Why is this important? Because it means that, at least in Europe, Dell has the freedom to sell the systems that it wants to customers. If Dell wants to bundle its own music service, or its own software with the systems, it can now do that, just as Apple has been doing all along. It has this freedom in Europe because the European Union has put Microsoft on a very short leash. Consequently, Dell can move away from Microsoft without any fear of retribution from Microsoft.

This is not the case in the United States, of course. The US government has relaxed its controls on Microsoft’s monopoly power. Consequently, Dell, HP, Gateway and other computer manufacturers have little freedom to promote or to include services that compete with the services that Microsoft promotes through its Windows operating system. This means that Dell, HP and Gateway cannot compete with Apple! They cannot promote or sell services (such as a music store) on computers that they sell! In effect, Microsoft has enslaved these large corporations, and has relegated them to purveyors of commodity computers that net little profit.

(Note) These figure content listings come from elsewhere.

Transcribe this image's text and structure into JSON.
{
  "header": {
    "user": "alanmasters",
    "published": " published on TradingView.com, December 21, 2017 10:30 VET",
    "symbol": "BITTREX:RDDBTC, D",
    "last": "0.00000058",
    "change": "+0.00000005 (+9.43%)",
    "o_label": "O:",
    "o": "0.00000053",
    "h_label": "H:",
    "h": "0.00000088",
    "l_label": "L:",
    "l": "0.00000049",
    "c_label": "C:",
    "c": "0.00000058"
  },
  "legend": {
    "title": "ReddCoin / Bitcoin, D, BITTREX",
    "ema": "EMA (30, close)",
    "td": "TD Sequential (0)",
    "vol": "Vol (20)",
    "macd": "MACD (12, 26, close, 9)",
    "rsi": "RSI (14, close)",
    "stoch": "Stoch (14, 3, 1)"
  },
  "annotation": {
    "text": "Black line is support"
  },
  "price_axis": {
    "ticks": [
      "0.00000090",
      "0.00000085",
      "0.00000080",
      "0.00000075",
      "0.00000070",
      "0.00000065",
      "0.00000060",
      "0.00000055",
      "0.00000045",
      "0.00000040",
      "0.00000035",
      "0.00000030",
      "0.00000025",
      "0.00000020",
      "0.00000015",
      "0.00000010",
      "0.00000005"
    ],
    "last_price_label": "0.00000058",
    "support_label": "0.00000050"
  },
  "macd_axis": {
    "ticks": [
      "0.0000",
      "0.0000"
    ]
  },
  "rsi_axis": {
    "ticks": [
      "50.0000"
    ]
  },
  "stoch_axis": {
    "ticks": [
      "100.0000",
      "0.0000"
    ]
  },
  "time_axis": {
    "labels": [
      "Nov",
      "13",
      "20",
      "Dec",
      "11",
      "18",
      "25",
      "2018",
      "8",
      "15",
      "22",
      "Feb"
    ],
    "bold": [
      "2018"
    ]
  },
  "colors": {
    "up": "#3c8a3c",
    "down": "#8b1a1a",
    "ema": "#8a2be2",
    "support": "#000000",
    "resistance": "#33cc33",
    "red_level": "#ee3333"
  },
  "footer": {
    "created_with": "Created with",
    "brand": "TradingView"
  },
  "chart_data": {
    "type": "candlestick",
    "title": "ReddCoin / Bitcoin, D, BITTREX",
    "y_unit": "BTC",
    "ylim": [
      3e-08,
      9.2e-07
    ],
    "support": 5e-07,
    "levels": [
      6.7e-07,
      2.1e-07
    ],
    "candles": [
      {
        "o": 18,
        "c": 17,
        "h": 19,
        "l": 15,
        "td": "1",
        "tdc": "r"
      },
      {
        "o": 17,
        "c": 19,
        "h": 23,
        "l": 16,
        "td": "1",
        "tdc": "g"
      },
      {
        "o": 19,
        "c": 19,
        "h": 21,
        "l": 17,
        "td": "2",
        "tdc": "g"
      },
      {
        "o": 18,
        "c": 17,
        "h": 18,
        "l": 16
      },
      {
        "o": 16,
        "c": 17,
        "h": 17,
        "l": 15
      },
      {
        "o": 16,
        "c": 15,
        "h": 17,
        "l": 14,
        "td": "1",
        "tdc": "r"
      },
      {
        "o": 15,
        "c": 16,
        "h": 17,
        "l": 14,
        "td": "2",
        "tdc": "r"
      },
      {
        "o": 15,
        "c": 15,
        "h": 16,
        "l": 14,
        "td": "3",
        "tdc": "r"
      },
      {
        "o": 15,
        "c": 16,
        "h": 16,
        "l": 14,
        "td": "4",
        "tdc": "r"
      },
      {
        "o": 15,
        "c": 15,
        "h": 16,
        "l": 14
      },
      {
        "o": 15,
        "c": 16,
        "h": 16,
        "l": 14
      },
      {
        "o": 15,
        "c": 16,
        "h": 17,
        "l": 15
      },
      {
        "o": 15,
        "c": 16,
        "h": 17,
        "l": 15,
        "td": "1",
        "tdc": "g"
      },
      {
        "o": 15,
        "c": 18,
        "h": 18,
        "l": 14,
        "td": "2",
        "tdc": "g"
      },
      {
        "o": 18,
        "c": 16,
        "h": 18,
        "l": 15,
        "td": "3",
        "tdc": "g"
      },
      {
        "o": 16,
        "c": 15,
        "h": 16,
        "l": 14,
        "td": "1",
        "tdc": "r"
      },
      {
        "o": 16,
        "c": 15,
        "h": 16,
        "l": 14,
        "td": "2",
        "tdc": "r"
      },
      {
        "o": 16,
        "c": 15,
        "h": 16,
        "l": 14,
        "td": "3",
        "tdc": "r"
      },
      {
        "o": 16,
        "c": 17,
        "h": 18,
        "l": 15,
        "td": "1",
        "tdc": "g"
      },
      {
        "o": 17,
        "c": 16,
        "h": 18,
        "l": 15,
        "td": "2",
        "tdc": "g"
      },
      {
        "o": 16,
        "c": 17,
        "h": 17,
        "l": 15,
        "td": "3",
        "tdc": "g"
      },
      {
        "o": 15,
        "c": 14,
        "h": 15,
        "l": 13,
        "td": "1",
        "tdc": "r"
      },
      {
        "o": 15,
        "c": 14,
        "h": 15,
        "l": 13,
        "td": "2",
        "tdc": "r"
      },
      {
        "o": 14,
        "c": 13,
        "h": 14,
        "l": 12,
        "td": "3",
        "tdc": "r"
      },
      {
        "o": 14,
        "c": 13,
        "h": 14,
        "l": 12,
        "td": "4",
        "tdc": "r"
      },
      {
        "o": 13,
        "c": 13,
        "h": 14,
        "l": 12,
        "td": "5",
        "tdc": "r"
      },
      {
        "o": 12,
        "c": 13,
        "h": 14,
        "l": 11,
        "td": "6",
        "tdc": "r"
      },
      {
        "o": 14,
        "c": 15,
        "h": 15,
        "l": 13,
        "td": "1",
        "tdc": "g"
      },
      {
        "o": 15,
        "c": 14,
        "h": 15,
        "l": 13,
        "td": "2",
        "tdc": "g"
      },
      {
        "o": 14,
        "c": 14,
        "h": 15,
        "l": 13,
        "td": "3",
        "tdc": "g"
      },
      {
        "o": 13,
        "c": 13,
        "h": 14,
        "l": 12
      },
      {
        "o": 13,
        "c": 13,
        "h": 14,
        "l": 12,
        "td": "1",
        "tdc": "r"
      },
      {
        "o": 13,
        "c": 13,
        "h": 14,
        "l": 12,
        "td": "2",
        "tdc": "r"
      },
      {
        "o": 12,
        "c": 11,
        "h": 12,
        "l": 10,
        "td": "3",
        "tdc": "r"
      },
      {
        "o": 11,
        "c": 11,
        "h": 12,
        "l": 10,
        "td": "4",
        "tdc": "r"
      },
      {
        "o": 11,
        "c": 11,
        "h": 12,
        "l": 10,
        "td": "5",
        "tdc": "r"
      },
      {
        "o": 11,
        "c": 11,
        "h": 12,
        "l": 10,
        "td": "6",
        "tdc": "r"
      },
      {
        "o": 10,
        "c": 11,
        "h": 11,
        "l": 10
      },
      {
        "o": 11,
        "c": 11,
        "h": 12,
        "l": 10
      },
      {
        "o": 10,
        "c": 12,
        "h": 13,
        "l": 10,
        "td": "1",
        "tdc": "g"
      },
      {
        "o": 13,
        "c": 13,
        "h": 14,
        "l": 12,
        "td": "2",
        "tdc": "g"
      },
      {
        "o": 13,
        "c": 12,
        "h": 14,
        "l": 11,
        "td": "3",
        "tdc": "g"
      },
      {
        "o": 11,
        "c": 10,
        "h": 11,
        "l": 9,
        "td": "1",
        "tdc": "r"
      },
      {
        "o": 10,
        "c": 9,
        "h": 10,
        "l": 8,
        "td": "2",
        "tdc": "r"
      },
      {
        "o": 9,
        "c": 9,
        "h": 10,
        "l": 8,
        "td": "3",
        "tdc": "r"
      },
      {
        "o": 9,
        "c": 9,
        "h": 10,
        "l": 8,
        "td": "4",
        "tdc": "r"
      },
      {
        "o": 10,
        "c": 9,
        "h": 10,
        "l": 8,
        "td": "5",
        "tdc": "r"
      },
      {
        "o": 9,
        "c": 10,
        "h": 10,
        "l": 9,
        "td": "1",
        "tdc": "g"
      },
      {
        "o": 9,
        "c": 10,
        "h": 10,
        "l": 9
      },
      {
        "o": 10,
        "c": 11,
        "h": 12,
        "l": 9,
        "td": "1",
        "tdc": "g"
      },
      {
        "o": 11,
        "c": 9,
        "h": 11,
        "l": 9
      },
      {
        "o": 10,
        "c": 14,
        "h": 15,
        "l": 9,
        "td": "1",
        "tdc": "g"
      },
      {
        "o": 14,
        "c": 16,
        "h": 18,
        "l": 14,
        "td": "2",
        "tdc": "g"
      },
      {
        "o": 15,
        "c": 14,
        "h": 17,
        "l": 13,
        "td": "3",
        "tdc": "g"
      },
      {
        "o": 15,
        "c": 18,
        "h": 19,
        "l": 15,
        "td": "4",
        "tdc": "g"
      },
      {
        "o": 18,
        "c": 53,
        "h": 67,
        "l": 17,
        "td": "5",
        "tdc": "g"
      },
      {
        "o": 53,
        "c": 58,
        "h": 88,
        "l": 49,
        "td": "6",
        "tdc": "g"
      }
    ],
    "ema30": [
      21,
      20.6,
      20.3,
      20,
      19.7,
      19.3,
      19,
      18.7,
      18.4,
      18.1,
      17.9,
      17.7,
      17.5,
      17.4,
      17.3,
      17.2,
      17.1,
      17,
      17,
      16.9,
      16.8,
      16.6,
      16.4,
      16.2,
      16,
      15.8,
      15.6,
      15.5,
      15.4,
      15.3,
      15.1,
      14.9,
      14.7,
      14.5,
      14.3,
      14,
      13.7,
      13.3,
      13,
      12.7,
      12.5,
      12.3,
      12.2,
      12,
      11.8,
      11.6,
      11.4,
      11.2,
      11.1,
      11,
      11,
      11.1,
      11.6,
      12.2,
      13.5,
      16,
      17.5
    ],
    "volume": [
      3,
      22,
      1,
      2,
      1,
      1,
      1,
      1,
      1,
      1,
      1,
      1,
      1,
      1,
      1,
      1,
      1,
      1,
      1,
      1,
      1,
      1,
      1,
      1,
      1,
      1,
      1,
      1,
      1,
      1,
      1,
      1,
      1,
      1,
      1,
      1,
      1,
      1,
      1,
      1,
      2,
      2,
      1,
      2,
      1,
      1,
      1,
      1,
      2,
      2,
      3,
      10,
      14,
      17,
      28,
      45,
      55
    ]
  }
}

So, if you’re wondering why Dell and HP are not offering digital music stores even when Microsoft’s store is clearly failing, look no further than Microsoft and the ridiculous lack of regulations in the American marketplace. In this absurd environment, an inept competitor like Microsoft is suppressing all competition and allowing Apple to run away with the booty. As an Apple stockholder, I don’t mind, but perhaps Dell stockholders should.